The longer I am on this journey, the more I realize how little in life is accomplished without the help of others. This is true in a very specific way in daily life for us…we need the help of our doctors, nurses, and therapists to keep Ez healthy and safe. I would not get through the week without the regular very real support of my parents and step-parents in caring for Esmé.
But it is also true more generally. The more I work within the nonprofit medical world with the lovely “Mommas/Mamas/Mamans” over at Feeding Tube Awareness, the more I watch my partners in PCDH19 fundraising coordinate medical researchers, the more I see the spirit of lifting each other up that exists within the community of medically fragile children, the more I am convinced there is only one way through this difficult world: collaboration, coordination, and friendship.

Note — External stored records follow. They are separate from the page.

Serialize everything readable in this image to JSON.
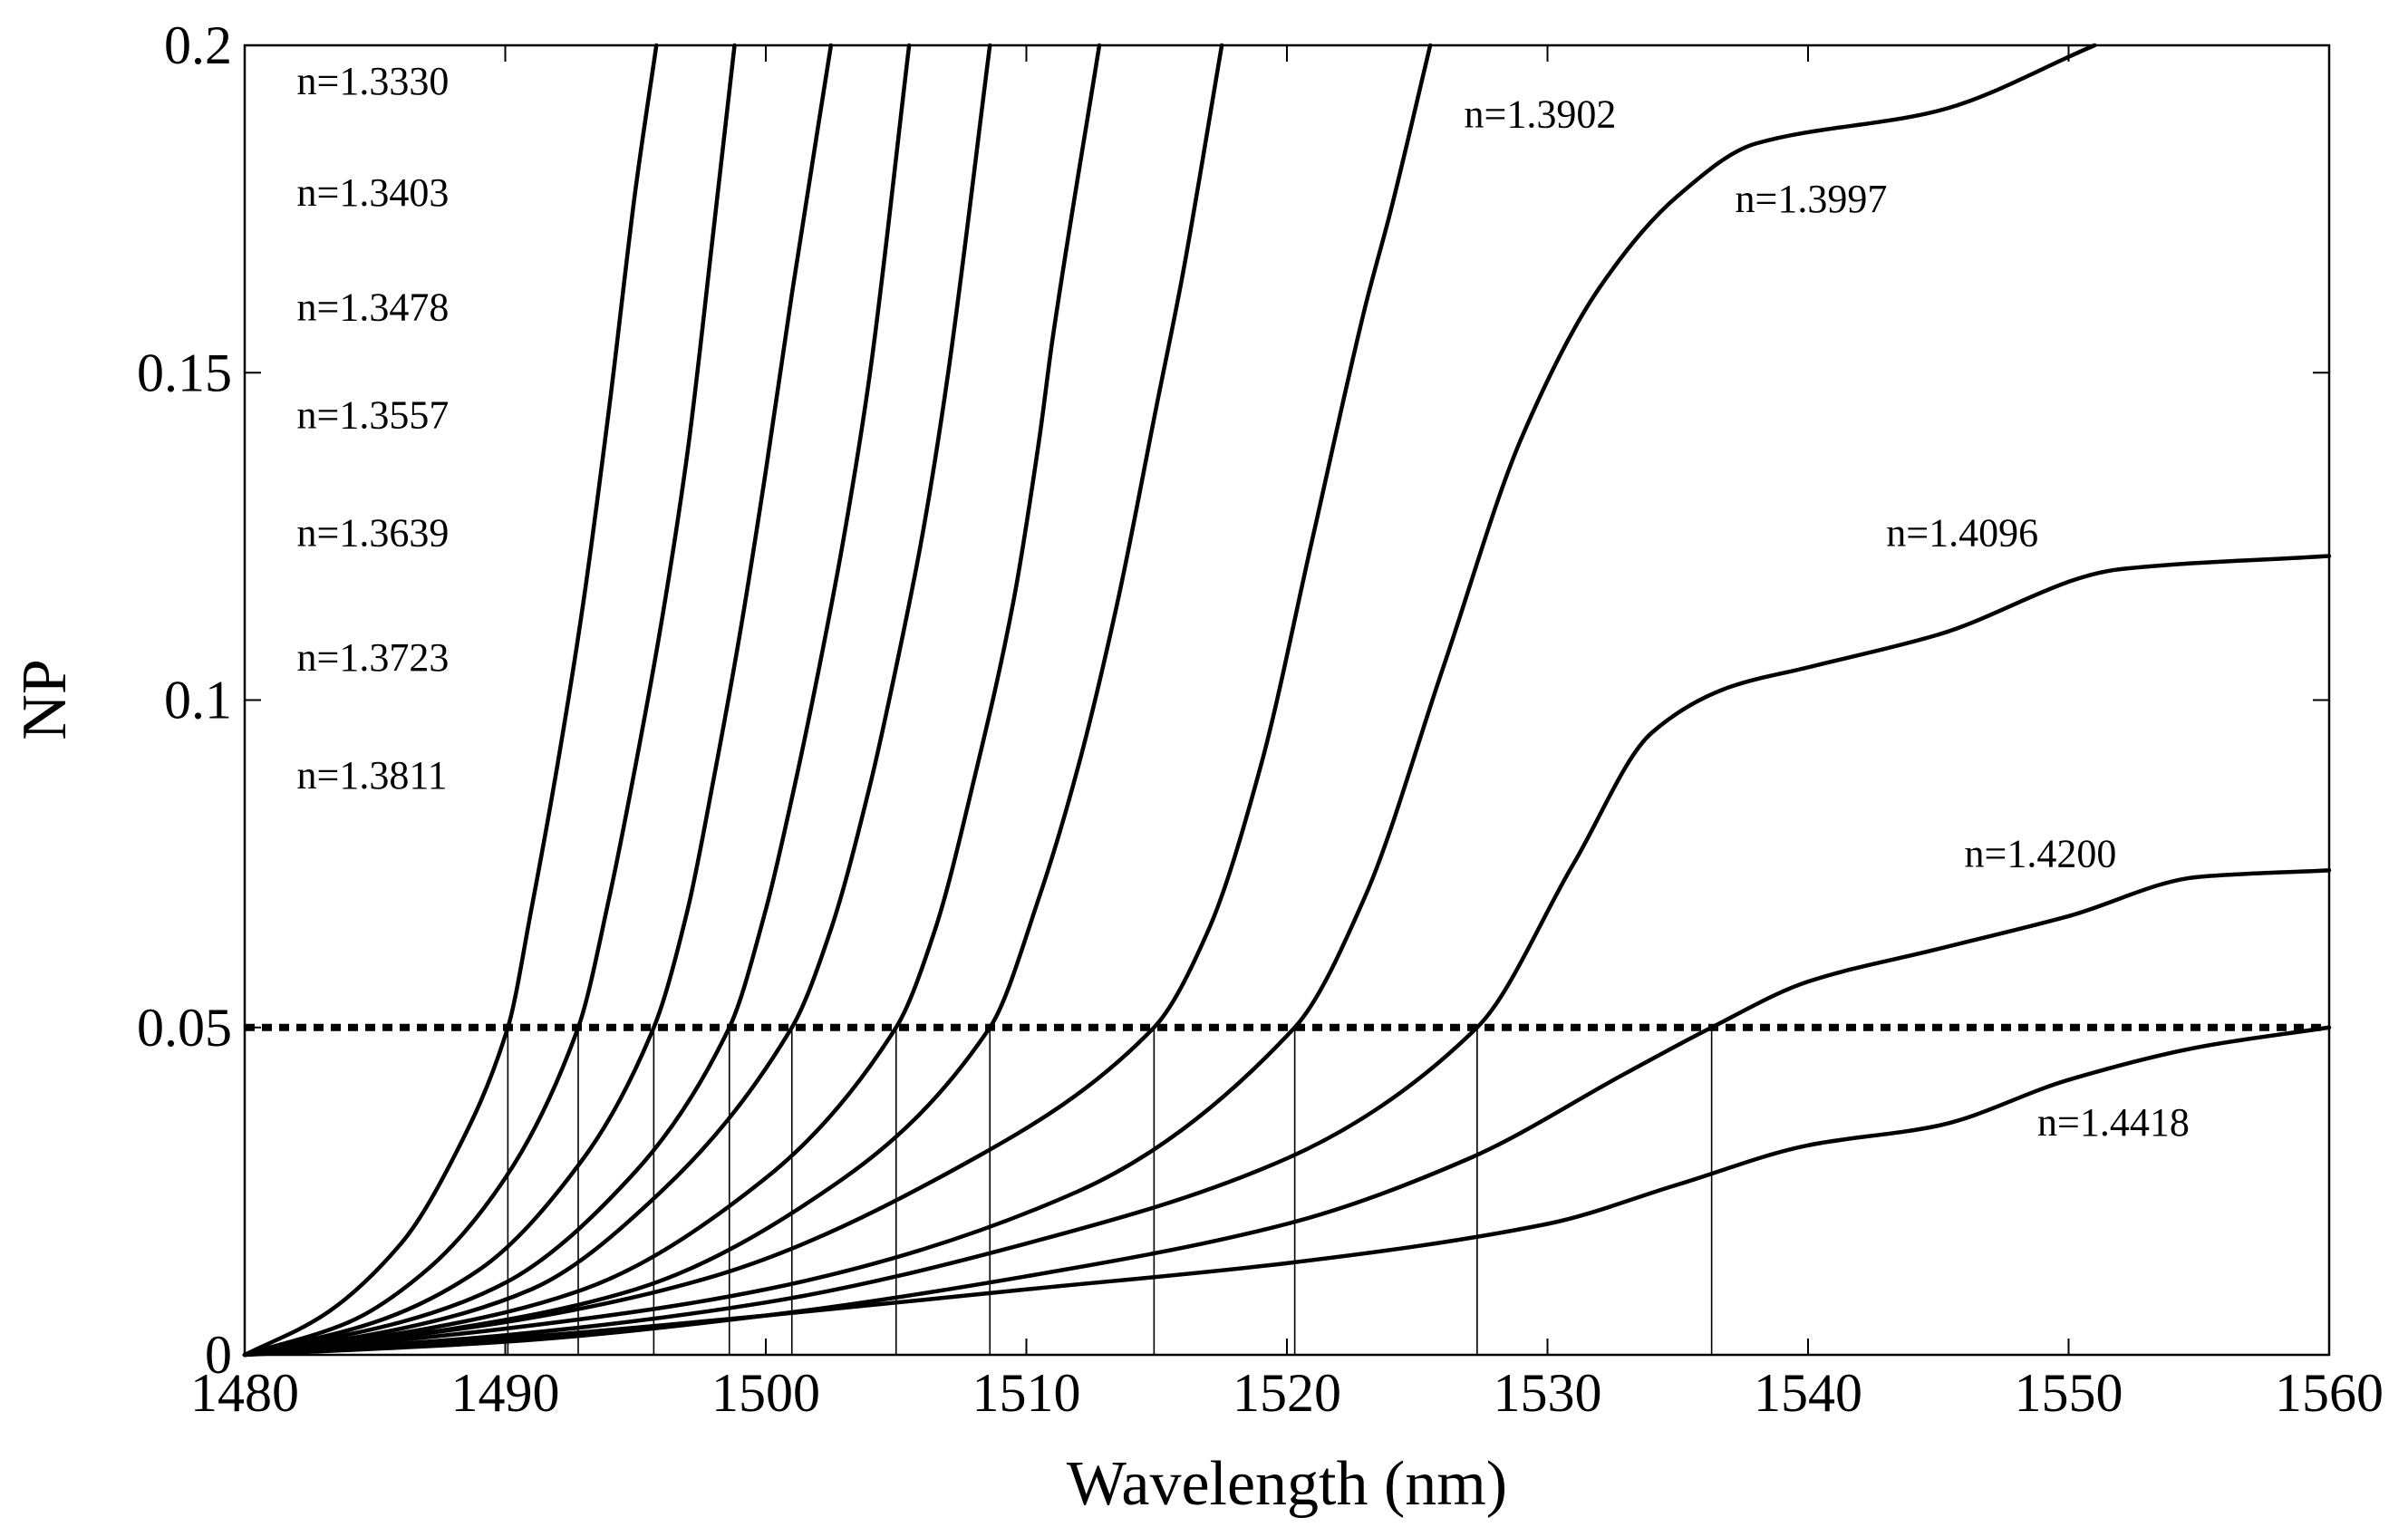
{
  "chart_data": {
    "type": "line",
    "title": "",
    "xlabel": "Wavelength (nm)",
    "ylabel": "NP",
    "xlim": [
      1480,
      1560
    ],
    "ylim": [
      0,
      0.2
    ],
    "xticks": [
      1480,
      1490,
      1500,
      1510,
      1520,
      1530,
      1540,
      1550,
      1560
    ],
    "xtick_labels": [
      "1480",
      "1490",
      "1500",
      "1510",
      "1520",
      "1530",
      "1540",
      "1550",
      "1560"
    ],
    "yticks": [
      0,
      0.05,
      0.1,
      0.15,
      0.2
    ],
    "ytick_labels": [
      "0",
      "0.05",
      "0.1",
      "0.15",
      "0.2"
    ],
    "threshold": {
      "y": 0.05,
      "style": "dotted"
    },
    "crossings": [
      1490.1,
      1492.8,
      1495.7,
      1498.6,
      1501.0,
      1505.0,
      1508.6,
      1514.9,
      1520.3,
      1527.3,
      1536.3
    ],
    "series": [
      {
        "name": "n=1.3330",
        "x": [
          1480,
          1483,
          1486,
          1488,
          1490.1,
          1491,
          1492,
          1493,
          1494,
          1495,
          1495.8
        ],
        "y": [
          0,
          0.006,
          0.017,
          0.03,
          0.05,
          0.068,
          0.09,
          0.115,
          0.145,
          0.178,
          0.2
        ]
      },
      {
        "name": "n=1.3403",
        "x": [
          1480,
          1484,
          1487,
          1490,
          1492.8,
          1494,
          1495,
          1496,
          1497,
          1498,
          1498.8
        ],
        "y": [
          0,
          0.005,
          0.013,
          0.027,
          0.05,
          0.07,
          0.09,
          0.112,
          0.138,
          0.172,
          0.2
        ]
      },
      {
        "name": "n=1.3478",
        "x": [
          1480,
          1485,
          1489,
          1493,
          1495.7,
          1497,
          1498,
          1499,
          1500,
          1501,
          1502.5
        ],
        "y": [
          0,
          0.005,
          0.013,
          0.03,
          0.05,
          0.068,
          0.088,
          0.11,
          0.135,
          0.162,
          0.2
        ]
      },
      {
        "name": "n=1.3557",
        "x": [
          1480,
          1486,
          1490,
          1495,
          1498.6,
          1500,
          1501,
          1502,
          1503,
          1504,
          1505.5
        ],
        "y": [
          0,
          0.005,
          0.011,
          0.028,
          0.05,
          0.068,
          0.085,
          0.104,
          0.125,
          0.15,
          0.2
        ]
      },
      {
        "name": "n=1.3639",
        "x": [
          1480,
          1486,
          1491,
          1496,
          1501.0,
          1502.5,
          1504,
          1505,
          1506,
          1507,
          1508.6
        ],
        "y": [
          0,
          0.004,
          0.01,
          0.025,
          0.05,
          0.065,
          0.087,
          0.105,
          0.125,
          0.15,
          0.2
        ]
      },
      {
        "name": "n=1.3723",
        "x": [
          1480,
          1487,
          1493,
          1500,
          1505.0,
          1506.5,
          1508,
          1509.5,
          1510.5,
          1511,
          1512.8
        ],
        "y": [
          0,
          0.004,
          0.01,
          0.027,
          0.05,
          0.065,
          0.088,
          0.115,
          0.14,
          0.155,
          0.2
        ]
      },
      {
        "name": "n=1.3811",
        "x": [
          1480,
          1488,
          1495,
          1503,
          1508.6,
          1510.5,
          1512,
          1513.5,
          1515,
          1516,
          1517.5
        ],
        "y": [
          0,
          0.004,
          0.01,
          0.027,
          0.05,
          0.07,
          0.09,
          0.115,
          0.145,
          0.165,
          0.2
        ]
      },
      {
        "name": "n=1.3902",
        "x": [
          1480,
          1490,
          1498,
          1508,
          1514.9,
          1517,
          1519,
          1521,
          1523,
          1524,
          1525.5
        ],
        "y": [
          0,
          0.005,
          0.012,
          0.03,
          0.05,
          0.065,
          0.09,
          0.125,
          0.16,
          0.175,
          0.2
        ]
      },
      {
        "name": "n=1.3997",
        "x": [
          1480,
          1490,
          1500,
          1512,
          1520.3,
          1523,
          1526,
          1529,
          1532,
          1535,
          1538,
          1545,
          1551
        ],
        "y": [
          0,
          0.004,
          0.01,
          0.025,
          0.05,
          0.07,
          0.105,
          0.14,
          0.163,
          0.177,
          0.185,
          0.19,
          0.2
        ]
      },
      {
        "name": "n=1.4096",
        "x": [
          1480,
          1490,
          1500,
          1510,
          1520,
          1527.3,
          1531,
          1534,
          1537,
          1540,
          1545,
          1552,
          1560
        ],
        "y": [
          0,
          0.003,
          0.008,
          0.017,
          0.03,
          0.05,
          0.075,
          0.095,
          0.102,
          0.105,
          0.11,
          0.12,
          0.122
        ]
      },
      {
        "name": "n=1.4200",
        "x": [
          1480,
          1490,
          1500,
          1510,
          1520,
          1527,
          1533,
          1536.3,
          1540,
          1545,
          1550,
          1555,
          1560
        ],
        "y": [
          0,
          0.002,
          0.006,
          0.012,
          0.02,
          0.03,
          0.043,
          0.05,
          0.057,
          0.062,
          0.067,
          0.073,
          0.074
        ]
      },
      {
        "name": "n=1.4418",
        "x": [
          1480,
          1490,
          1500,
          1510,
          1520,
          1530,
          1535,
          1540,
          1545,
          1550,
          1555,
          1560
        ],
        "y": [
          0,
          0.0025,
          0.006,
          0.01,
          0.014,
          0.02,
          0.026,
          0.032,
          0.035,
          0.042,
          0.047,
          0.05
        ]
      }
    ],
    "annotations": [
      {
        "text": "n=1.3330",
        "x": 1482.0,
        "y": 0.1925
      },
      {
        "text": "n=1.3403",
        "x": 1482.0,
        "y": 0.1755
      },
      {
        "text": "n=1.3478",
        "x": 1482.0,
        "y": 0.158
      },
      {
        "text": "n=1.3557",
        "x": 1482.0,
        "y": 0.1415
      },
      {
        "text": "n=1.3639",
        "x": 1482.0,
        "y": 0.1235
      },
      {
        "text": "n=1.3723",
        "x": 1482.0,
        "y": 0.1045
      },
      {
        "text": "n=1.3811",
        "x": 1482.0,
        "y": 0.0865
      },
      {
        "text": "n=1.3902",
        "x": 1526.8,
        "y": 0.1875
      },
      {
        "text": "n=1.3997",
        "x": 1537.2,
        "y": 0.1745
      },
      {
        "text": "n=1.4096",
        "x": 1543.0,
        "y": 0.1235
      },
      {
        "text": "n=1.4200",
        "x": 1546.0,
        "y": 0.0745
      },
      {
        "text": "n=1.4418",
        "x": 1548.8,
        "y": 0.0335
      }
    ]
  }
}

This week we had a reminder of this close to home. We met up with Heather from one of our favorite local organizations, Jake’s Help from Heaven. They give grants for medical equipment and tools for children who are medically fragile. They also run an equipment exchange. I have written about them and the awe I feel in their presence before here. But this visit was different than our others.

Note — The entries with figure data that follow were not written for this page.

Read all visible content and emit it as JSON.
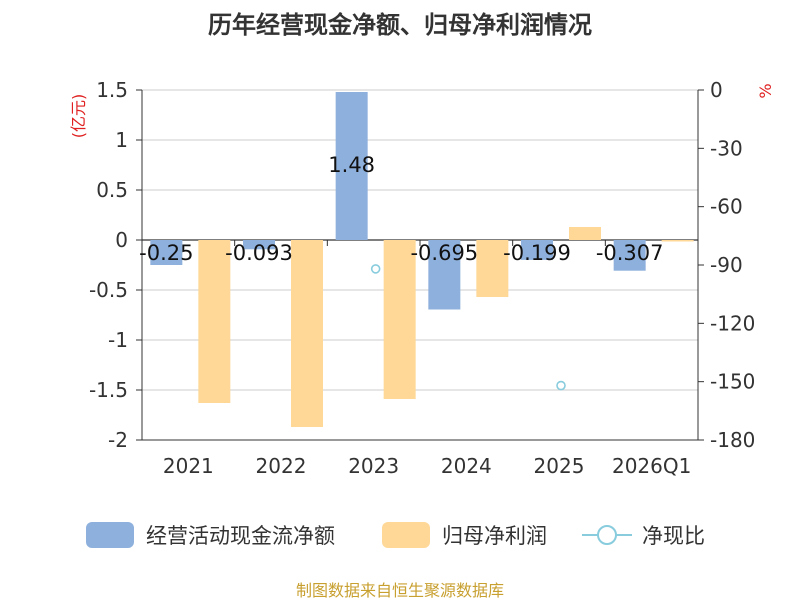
{
  "chart_data": {
    "type": "bar",
    "title": "历年经营现金净额、归母净利润情况",
    "categories": [
      "2021",
      "2022",
      "2023",
      "2024",
      "2025",
      "2026Q1"
    ],
    "left_axis": {
      "unit": "(亿元)",
      "min": -2,
      "max": 1.5,
      "ticks": [
        "1.5",
        "1",
        "0.5",
        "0",
        "-0.5",
        "-1",
        "-1.5",
        "-2"
      ]
    },
    "right_axis": {
      "unit": "%",
      "min": -180,
      "max": 0,
      "ticks": [
        "0",
        "-30",
        "-60",
        "-90",
        "-120",
        "-150",
        "-180"
      ]
    },
    "series": [
      {
        "name": "经营活动现金流净额",
        "type": "bar",
        "axis": "left",
        "color": "#8eb0dc",
        "values": [
          -0.25,
          -0.093,
          1.48,
          -0.695,
          -0.199,
          -0.307
        ],
        "labels": [
          "-0.25",
          "-0.093",
          "1.48",
          "-0.695",
          "-0.199",
          "-0.307"
        ]
      },
      {
        "name": "归母净利润",
        "type": "bar",
        "axis": "left",
        "color": "#ffd898",
        "values": [
          -1.63,
          -1.87,
          -1.59,
          -0.57,
          0.13,
          -0.01
        ]
      },
      {
        "name": "净现比",
        "type": "scatter",
        "axis": "right",
        "color": "#88ccdd",
        "values": [
          null,
          null,
          -92,
          null,
          -152,
          null
        ]
      }
    ],
    "legend_position": "bottom",
    "grid": true
  },
  "source": "制图数据来自恒生聚源数据库"
}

I went by their house to try out, and hopefully borrow, a chair that would offer Ezzy the appropriate support. The idea is that it will make it easier to work with her on various activities with her sitting facing me. Also it will give me a spot to put her safely while I do things like fold laundry and cook. When we got there it turned out that one of the chairs we were trying had been Jake’s. As Ezzy sat in it I felt flooded with emotions…I felt so connected to Jake, a child I had never had the honor of meeting, but whose life has directly touched ours repeatedly, both in the form of help and friendship.

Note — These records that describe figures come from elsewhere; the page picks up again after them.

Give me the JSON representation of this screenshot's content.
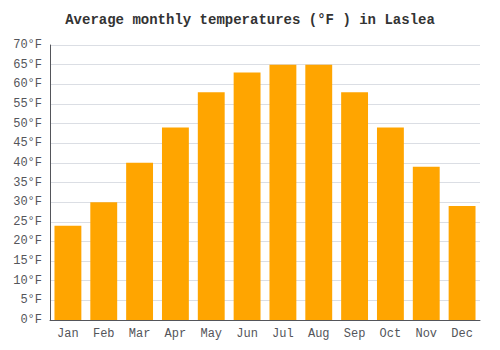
{
  "chart_data": {
    "type": "bar",
    "title": "Average monthly temperatures (°F ) in Laslea",
    "categories": [
      "Jan",
      "Feb",
      "Mar",
      "Apr",
      "May",
      "Jun",
      "Jul",
      "Aug",
      "Sep",
      "Oct",
      "Nov",
      "Dec"
    ],
    "values": [
      24,
      30,
      40,
      49,
      58,
      63,
      65,
      65,
      58,
      49,
      39,
      29
    ],
    "color": "#FFA500",
    "ylim": [
      0,
      70
    ],
    "yticks": [
      {
        "value": 0,
        "label": "0°F"
      },
      {
        "value": 5,
        "label": "5°F"
      },
      {
        "value": 10,
        "label": "10°F"
      },
      {
        "value": 15,
        "label": "15°F"
      },
      {
        "value": 20,
        "label": "20°F"
      },
      {
        "value": 25,
        "label": "25°F"
      },
      {
        "value": 30,
        "label": "30°F"
      },
      {
        "value": 35,
        "label": "35°F"
      },
      {
        "value": 40,
        "label": "40°F"
      },
      {
        "value": 45,
        "label": "45°F"
      },
      {
        "value": 50,
        "label": "50°F"
      },
      {
        "value": 55,
        "label": "55°F"
      },
      {
        "value": 60,
        "label": "60°F"
      },
      {
        "value": 65,
        "label": "65°F"
      },
      {
        "value": 70,
        "label": "70°F"
      }
    ],
    "grid": true
  }
}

We went home with Jake’s chair and one of his light boards and another item that was going to be his. As I write I am sitting and looking at his chair…and I just feel almost weak at the knowledge of how close we came to losing Ez and, if that had been our reality, how much strength it would have taken for me to let someone else take something of hers. And I feel overwhelmed with pride to call Jake and his family my friends.
It never fails to touch me how these battle scars that come with dealing daily with seizures, aspiration, and any number of other life-threatening medical situations with your child seems, in so many cases, to create an instant bond that can feel so much like family…in the way that you can relax into another person, be 100% yourself–offbeat sense of humor and all.
Heather and I had some time to talk…about Jake, about Esmé, about ice cream. But more importantly, I think, we recognize in each other something that is hard to put into words. It is a knowledge that the deep distant fears of so many parents are part of the daily reality of some parents. And the sense that the bravery and beauty and strength exhibited by our children, and other children like ours, is lost on so many people. And the desire to acknowledge children like Jake, to talk about them, honor them…And it is the sense of humor that you can only share with someone who can laugh about having to regularly yell “take a breath” to their toddler in the backseat of a car while trying to simultaneously pull over and reach for them.
Angel parents know when the right time is to pass along the equipment that their child needed. Just like parents of those with significant health needs know when something is wrong, angel parents have those instincts too.